The best you can do is enter an illusion.
Are you able to get into the present moment through suppressing the mind? No, or not really.
But why am I pushing this "getting into the present" issue? Article after article?
Because unless you are in the present, you miss life. All of life happens in the present moment, that's why.
The second issue is this: unless you are in the present moment, you fight battles in your head, battles that are not happening, but you are completely missing the "battles" that are: how it is, what is, what's happening, what someone is saying, doing, what you are doing, all of it.
Now, if you EVER managed to be in the present moment, and conscious enough to observe that the mind doesn't stop chattering, then what is next will make more sense.
If you NEVER managed to be in the present moment, and conscious enough to observe that the mind doesn't stop chattering, then you probably think that the thinking that's going on is you thinking.
Nothing is further from the truth: it goes on without you. At night it's dreams, but it's still going on.
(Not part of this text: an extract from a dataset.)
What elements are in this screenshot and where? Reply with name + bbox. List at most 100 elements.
So, hoping that the mind will stop its idle chatter is stupid: it won't stop... and you can't force it.
The deepest silence is when you allow the mind to do what the mind does, without resisting, without paying attention, without being bothered by it. That is what is called "mindfulness."
Mindfulness is a state of active, open attention on the present. When you're mindful, you observe your thoughts and feelings from a distance, without judging them good or bad. Instead of letting your life pass you by, mindfulness means living in the moment and awakening to experience.
The hardest thing to be present to something beautiful, like a flower, or a sunset, and stay present.
When you are present, you are non-verbal. There are no words between you and what you observe.
Very high level of presence. Years worth of training... but it's worth it.